Reading For Thursday Luke 10:25-37

This nameless lawyer was putting Jesus to the test as his enemies had done before. Jesus' enemies were notorious for posing difficult questions to see how Jesus would handle them and to try and trap him. The question of eternal life was regularly debated among religious leaders. Jesus answers the question with a question of his own and asks this expert in biblical law what his take was concerning eternal life. The lawyer's answer was brilliant as he quoted from the scripture. Jesus acknowledged that the answer given was correct and encouraged him to heed his own counsel. The answer may seem simple, but who truly loves God with everything? We can't even begin to love God in this way for just five minutes. The second portion of the answer might prove even more challenging. Love your neighbor as much as you love yourself? We are selfish and the idea of seeking the good of our neighbor just as earnestly as we seek our own seems impossible. However, it is at this point that we reach a critical transition and discover a bit more about the motivation behind the question posed as this lawyer seeks to justify himself.

Perhaps feeling as if Jesus' answer would too quickly get him off the hook, he follows with another question in rapid succession. Who is my neighbor? Jesus responds to this query by teaching through a parable. The parable that he uses is one that many people are familiar with and is used even in secular society. Jesus illustrates with the story of a man that falls into the hands of robbers and is violently assaulted. Being left unconscious and alone, he is in a terrible state. As the people are left wondering what will happen to the man, Jesus advances the plot with a Priest and a Levite coming near the man. Neither the Priest or the Levite respond to the man's dreadful condition and they pass by. People are left speculating why these leaders did not respond differently to the man's awful situation. 

Jesus then completely flips the script. He tells the crowd that is listening intently that a Samaritan came, demonstrated compassion, and gave personally to bring this man relief that was much more than temporary, securing longer term care for this unfortunate soul. Only the Samaritan had compassion, not the religious leaders. The people were probably frustrated and confused by the parable. Jews and Samaritans hate each other, so this was not the answer they were looking for... The answer to the question was everyone is your neighbor, and we are to love even our enemies.

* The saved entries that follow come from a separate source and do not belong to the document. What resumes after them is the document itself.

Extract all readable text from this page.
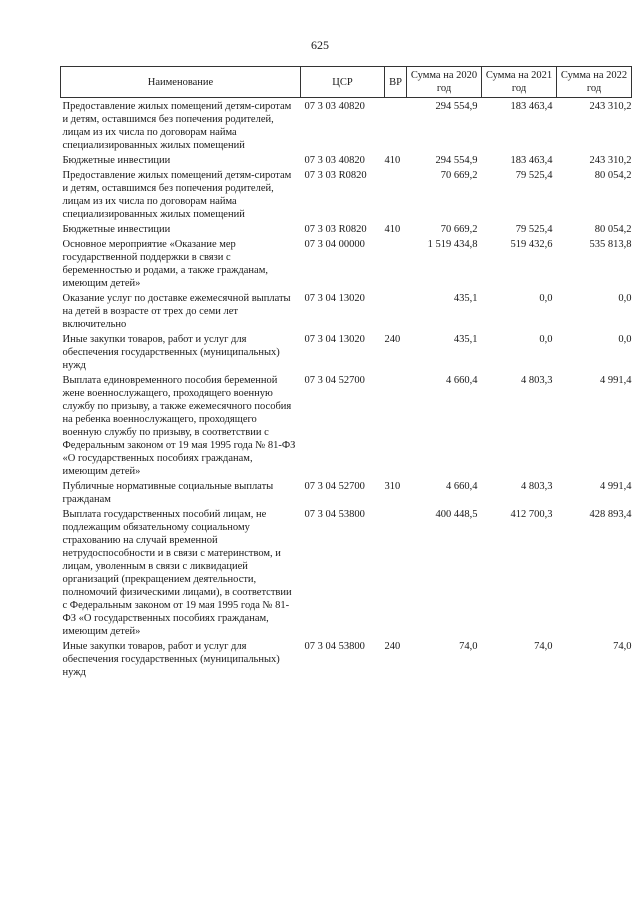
625
Наименование	ЦСР	ВР	Сумма на 2020 год	Сумма на 2021 год	Сумма на 2022 год
Предоставление жилых помещений детям-сиротам и детям, оставшимся без попечения родителей, лицам из их числа по договорам найма специализированных жилых помещений	07 3 03 40820		294 554,9	183 463,4	243 310,2
Бюджетные инвестиции	07 3 03 40820	410	294 554,9	183 463,4	243 310,2
Предоставление жилых помещений детям-сиротам и детям, оставшимся без попечения родителей, лицам из их числа по договорам найма специализированных жилых помещений	07 3 03 R0820		70 669,2	79 525,4	80 054,2
Бюджетные инвестиции	07 3 03 R0820	410	70 669,2	79 525,4	80 054,2
Основное мероприятие «Оказание мер государственной поддержки в связи с беременностью и родами, а также гражданам, имеющим детей»	07 3 04 00000		1 519 434,8	519 432,6	535 813,8
Оказание услуг по доставке ежемесячной выплаты на детей в возрасте от трех до семи лет включительно	07 3 04 13020		435,1	0,0	0,0
Иные закупки товаров, работ и услуг для обеспечения государственных (муниципальных) нужд	07 3 04 13020	240	435,1	0,0	0,0
Выплата единовременного пособия беременной жене военнослужащего, проходящего военную службу по призыву, а также ежемесячного пособия на ребенка военнослужащего, проходящего военную службу по призыву, в соответствии с Федеральным законом от 19 мая 1995 года № 81-ФЗ «О государственных пособиях гражданам, имеющим детей»	07 3 04 52700		4 660,4	4 803,3	4 991,4
Публичные нормативные социальные выплаты гражданам	07 3 04 52700	310	4 660,4	4 803,3	4 991,4
Выплата государственных пособий лицам, не подлежащим обязательному социальному страхованию на случай временной нетрудоспособности и в связи с материнством, и лицам, уволенным в связи с ликвидацией организаций (прекращением деятельности, полномочий физическими лицами), в соответствии с Федеральным законом от 19 мая 1995 года № 81-ФЗ «О государственных пособиях гражданам, имеющим детей»	07 3 04 53800		400 448,5	412 700,3	428 893,4
Иные закупки товаров, работ и услуг для обеспечения государственных (муниципальных) нужд	07 3 04 53800	240	74,0	74,0	74,0
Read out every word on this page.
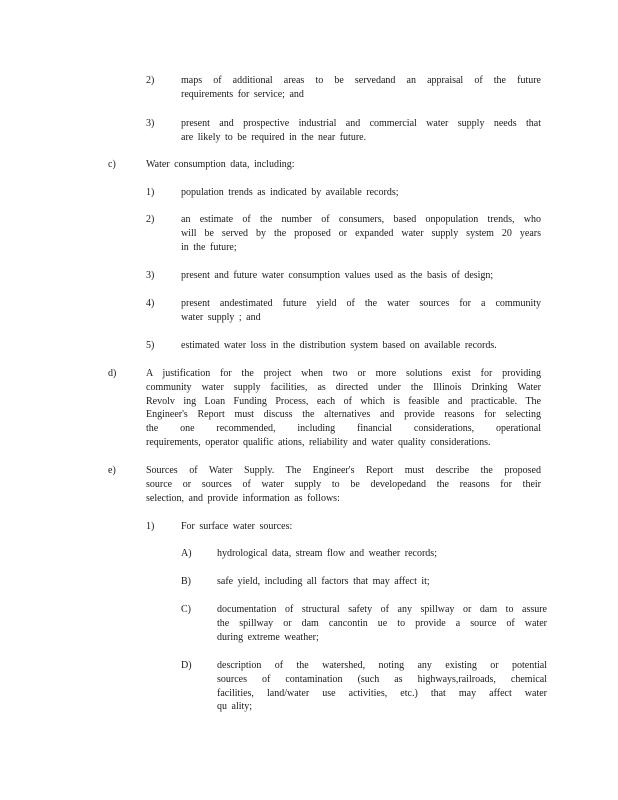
2)	maps of additional areas to be servedand an appraisal of the future
requirements for service; and
3)	present and prospective industrial and commercial water supply needs that
are likely to be required in the near future.
c)	Water consumption data, including:
1)	population trends as indicated by available records;
2)	an estimate of the number of consumers, based onpopulation trends, who
will be served by the proposed or expanded water supply system 20 years
in the future;
3)	present and future water consumption values used as the basis of design;
4)	present andestimated future yield of the water sources for a community
water supply ; and
5)	estimated water loss in the distribution system based on available records.
d)	A justification for the project when two or more solutions exist for providing
community water supply facilities, as directed under the Illinois Drinking Water
Revolv ing Loan Funding Process, each of which is feasible and practicable. The
Engineer's Report must discuss the alternatives and provide reasons for selecting
the one recommended, including financial considerations, operational
requirements, operator qualific ations, reliability and water quality considerations.
e)	Sources of Water Supply. The Engineer's Report must describe the proposed
source or sources of water supply to be developedand the reasons for their
selection, and provide information as follows:
1)	For surface water sources:
A)	hydrological data, stream flow and weather records;
B)	safe yield, including all factors that may affect it;
C)	documentation of structural safety of any spillway or dam to assure
the spillway or dam cancontin ue to provide a source of water
during extreme weather;
D)	description of the watershed, noting any existing or potential
sources of contamination (such as highways,railroads, chemical
facilities, land/water use activities, etc.) that may affect water
qu ality;
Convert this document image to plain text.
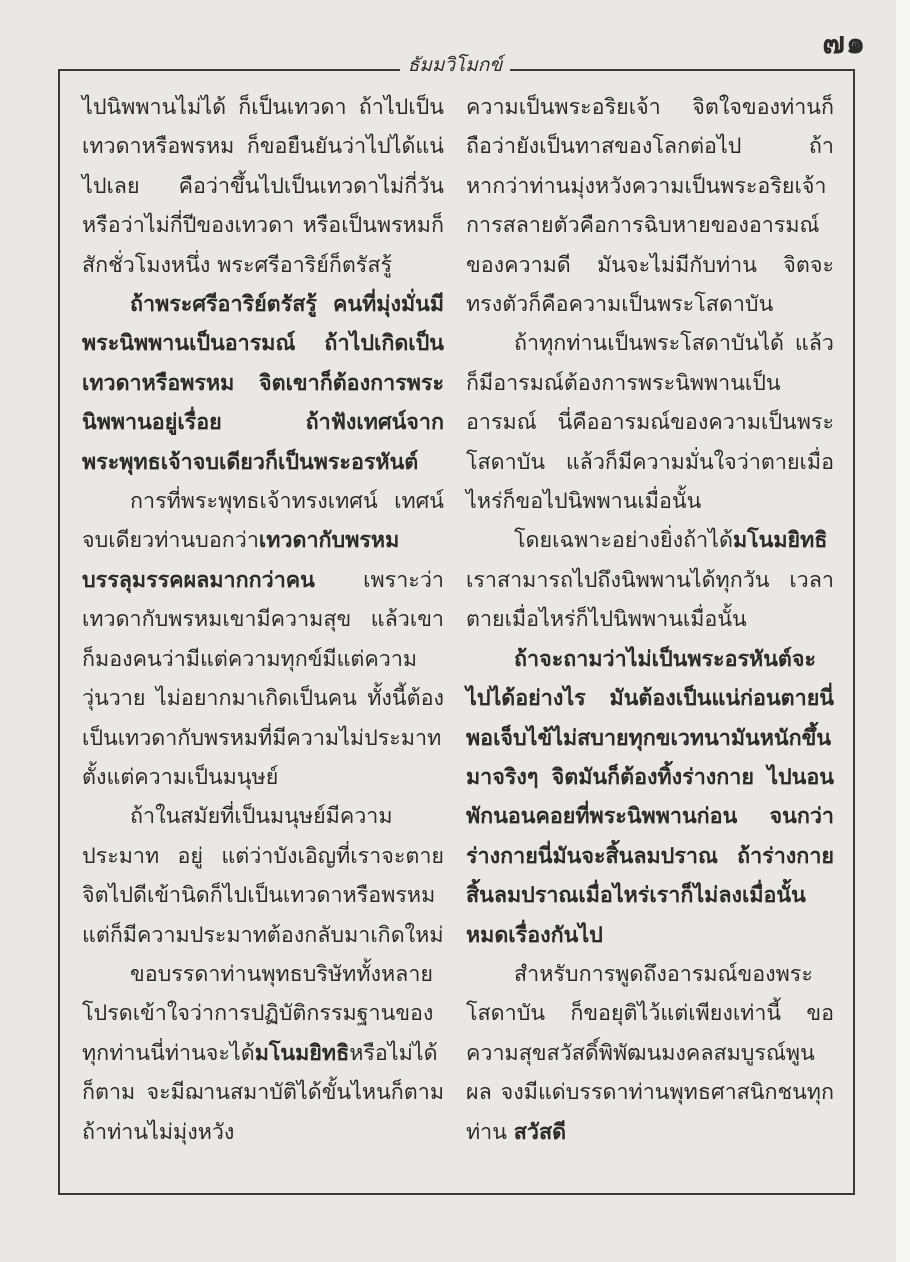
๗๑
ธัมมวิโมกข์

ไปนิพพานไม่ได้ ก็เป็นเทวดา ถ้าไปเป็นเทวดาหรือพรหม ก็ขอยืนยันว่าไปได้แน่ ไปเลย คือว่าขึ้นไปเป็นเทวดาไม่กี่วัน หรือว่าไม่กี่ปีของเทวดา หรือเป็นพรหมก็สักชั่วโมงหนึ่ง พระศรีอาริย์ก็ตรัสรู้

ถ้าพระศรีอาริย์ตรัสรู้ คนที่มุ่งมั่นมีพระนิพพานเป็นอารมณ์ ถ้าไปเกิดเป็นเทวดาหรือพรหม จิตเขาก็ต้องการพระนิพพานอยู่เรื่อย ถ้าฟังเทศน์จากพระพุทธเจ้าจบเดียวก็เป็นพระอรหันต์

การที่พระพุทธเจ้าทรงเทศน์ เทศน์จบเดียวท่านบอกว่าเทวดากับพรหมบรรลุมรรคผลมากกว่าคน เพราะว่าเทวดากับพรหมเขามีความสุข แล้วเขาก็มองคนว่ามีแต่ความทุกข์มีแต่ความวุ่นวาย ไม่อยากมาเกิดเป็นคน ทั้งนี้ต้องเป็นเทวดากับพรหมที่มีความไม่ประมาทตั้งแต่ความเป็นมนุษย์

ถ้าในสมัยที่เป็นมนุษย์มีความประมาท อยู่ แต่ว่าบังเอิญที่เราจะตายจิตไปดีเข้านิดก็ไปเป็นเทวดาหรือพรหม แต่ก็มีความประมาทต้องกลับมาเกิดใหม่

ขอบรรดาท่านพุทธบริษัททั้งหลายโปรดเข้าใจว่าการปฏิบัติกรรมฐานของทุกท่านนี่ท่านจะได้มโนมยิทธิหรือไม่ได้ก็ตาม จะมีฌานสมาบัติได้ขั้นไหนก็ตาม ถ้าท่านไม่มุ่งหวัง

ความเป็นพระอริยเจ้า จิตใจของท่านก็ถือว่ายังเป็นทาสของโลกต่อไป ถ้าหากว่าท่านมุ่งหวังความเป็นพระอริยเจ้า การสลายตัวคือการฉิบหายของอารมณ์ของความดี มันจะไม่มีกับท่าน จิตจะทรงตัวก็คือความเป็นพระโสดาบัน

ถ้าทุกท่านเป็นพระโสดาบันได้ แล้วก็มีอารมณ์ต้องการพระนิพพานเป็นอารมณ์ นี่คืออารมณ์ของความเป็นพระโสดาบัน แล้วก็มีความมั่นใจว่าตายเมื่อไหร่ก็ขอไปนิพพานเมื่อนั้น

โดยเฉพาะอย่างยิ่งถ้าได้มโนมยิทธิ เราสามารถไปถึงนิพพานได้ทุกวัน เวลาตายเมื่อไหร่ก็ไปนิพพานเมื่อนั้น

ถ้าจะถามว่าไม่เป็นพระอรหันต์จะไปได้อย่างไร มันต้องเป็นแน่ก่อนตายนี่ พอเจ็บไข้ไม่สบายทุกขเวทนามันหนักขึ้นมาจริงๆ จิตมันก็ต้องทิ้งร่างกาย ไปนอนพักนอนคอยที่พระนิพพานก่อน จนกว่าร่างกายนี่มันจะสิ้นลมปราณ ถ้าร่างกายสิ้นลมปราณเมื่อไหร่เราก็ไม่ลงเมื่อนั้น หมดเรื่องกันไป

สำหรับการพูดถึงอารมณ์ของพระโสดาบัน ก็ขอยุติไว้แต่เพียงเท่านี้ ขอความสุขสวัสดิ์พิพัฒนมงคลสมบูรณ์พูนผล จงมีแด่บรรดาท่านพุทธศาสนิกชนทุกท่าน สวัสดี
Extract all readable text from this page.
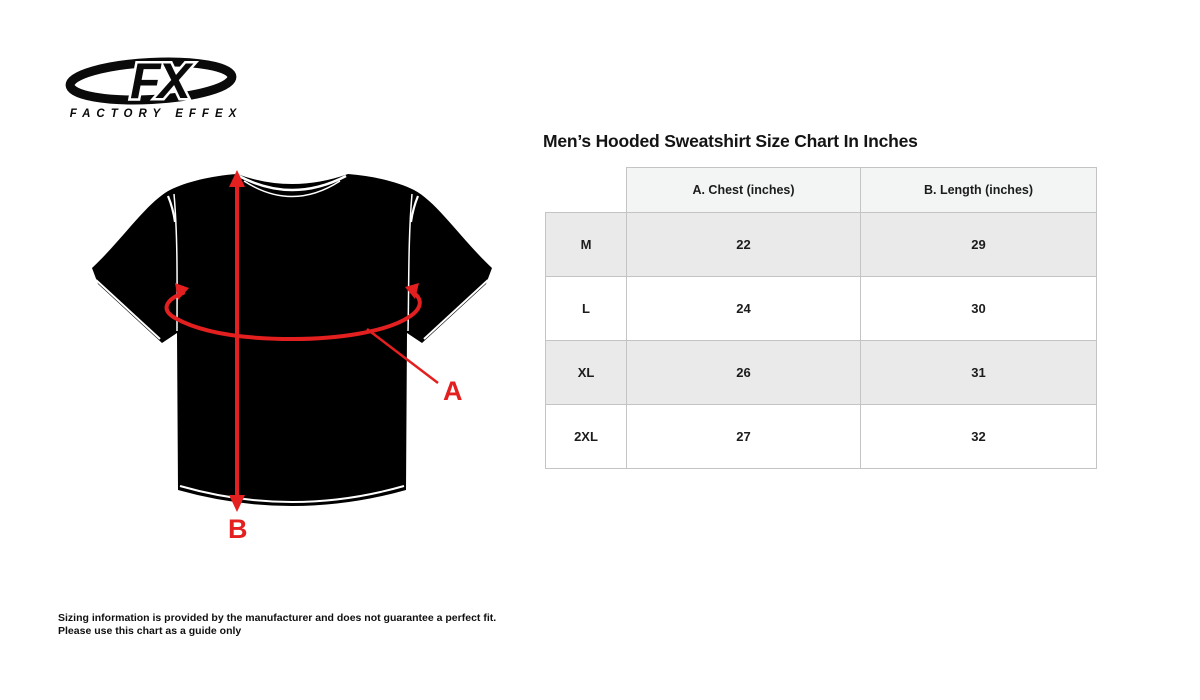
FX
FACTORY EFFEX
A
B
Men’s Hooded Sweatshirt Size Chart In Inches
	A. Chest (inches)	B. Length (inches)
M	22	29
L	24	30
XL	26	31
2XL	27	32
Sizing information is provided by the manufacturer and does not guarantee a perfect fit.
Please use this chart as a guide only
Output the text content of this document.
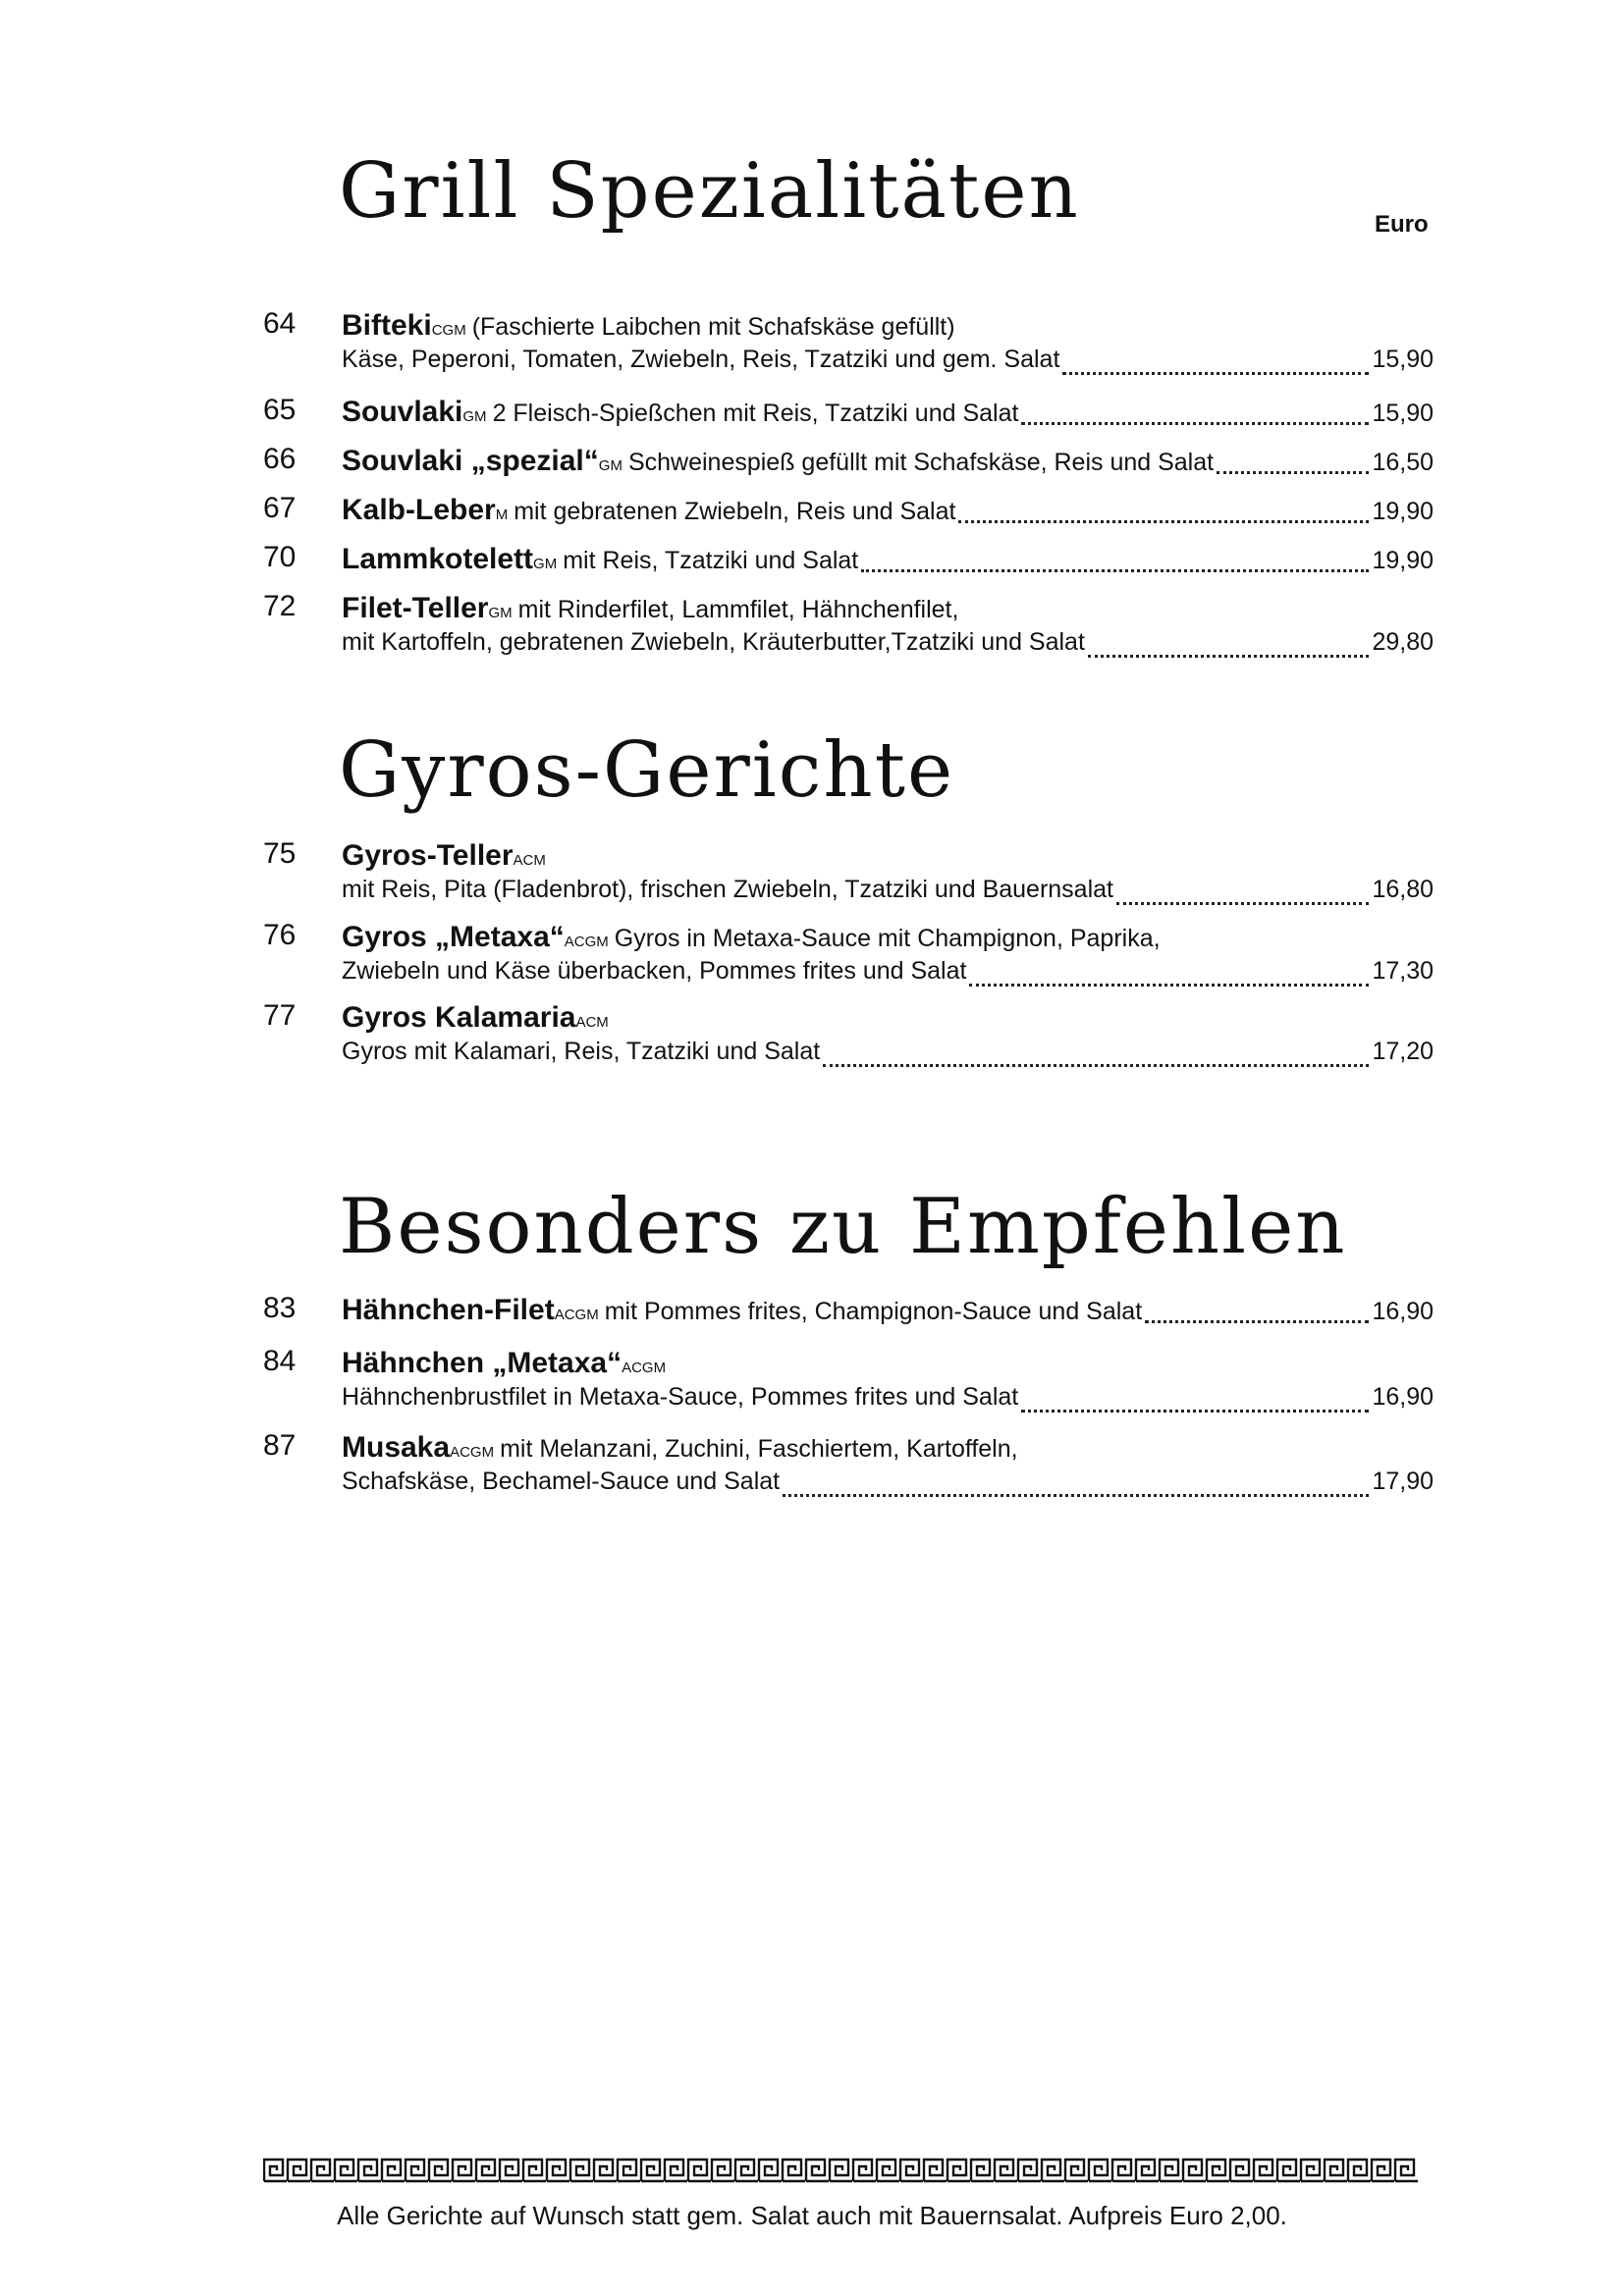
Grill Spezialitäten	Euro
Gyros-Gerichte
Besonders zu Empfehlen
64	Bifteki CGM (Faschierte Laibchen mit Schafskäse gefüllt)
Käse, Peperoni, Tomaten, Zwiebeln, Reis, Tzatziki und gem. Salat	15,90
65	Souvlaki GM 2 Fleisch-Spießchen mit Reis, Tzatziki und Salat	15,90
66	Souvlaki „spezial“ GM Schweinespieß gefüllt mit Schafskäse, Reis und Salat	16,50
67	Kalb-Leber M mit gebratenen Zwiebeln, Reis und Salat	19,90
70	Lammkotelett GM mit Reis, Tzatziki und Salat	19,90
72	Filet-Teller GM mit Rinderfilet, Lammfilet, Hähnchenfilet,
mit Kartoffeln, gebratenen Zwiebeln, Kräuterbutter,Tzatziki und Salat	29,80
75	Gyros-Teller ACM
mit Reis, Pita (Fladenbrot), frischen Zwiebeln, Tzatziki und Bauernsalat	16,80
76	Gyros „Metaxa“ ACGM Gyros in Metaxa-Sauce mit Champignon, Paprika,
Zwiebeln und Käse überbacken, Pommes frites und Salat	17,30
77	Gyros Kalamaria ACM
Gyros mit Kalamari, Reis, Tzatziki und Salat	17,20
83	Hähnchen-Filet ACGM mit Pommes frites, Champignon-Sauce und Salat	16,90
84	Hähnchen „Metaxa“ ACGM
Hähnchenbrustfilet in Metaxa-Sauce, Pommes frites und Salat	16,90
87	Musaka ACGM mit Melanzani, Zuchini, Faschiertem, Kartoffeln,
Schafskäse, Bechamel-Sauce und Salat	17,90
Alle Gerichte auf Wunsch statt gem. Salat auch mit Bauernsalat. Aufpreis Euro 2,00.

Jesus then asked the lawyer which one he thought was neighborly, and he only would say the "one" leaving out the designation of Samaritan. 

Things To Consider:

  • Is everyone biased in some way? Why or why not?  
  • It is possible to know the right answers and not be right with Jesus. How does this happen?  
  • What is the answer for eternal life since we have failed in our love for God and our neighbor?  
  • Why do you think Jesus used a Samaritan for the story?  
  • What can we learn about being generous from the parable?  
  • What ways are you challenged by reading this parable?  
  • Is there someone that you need to be a neighbor to? Will you?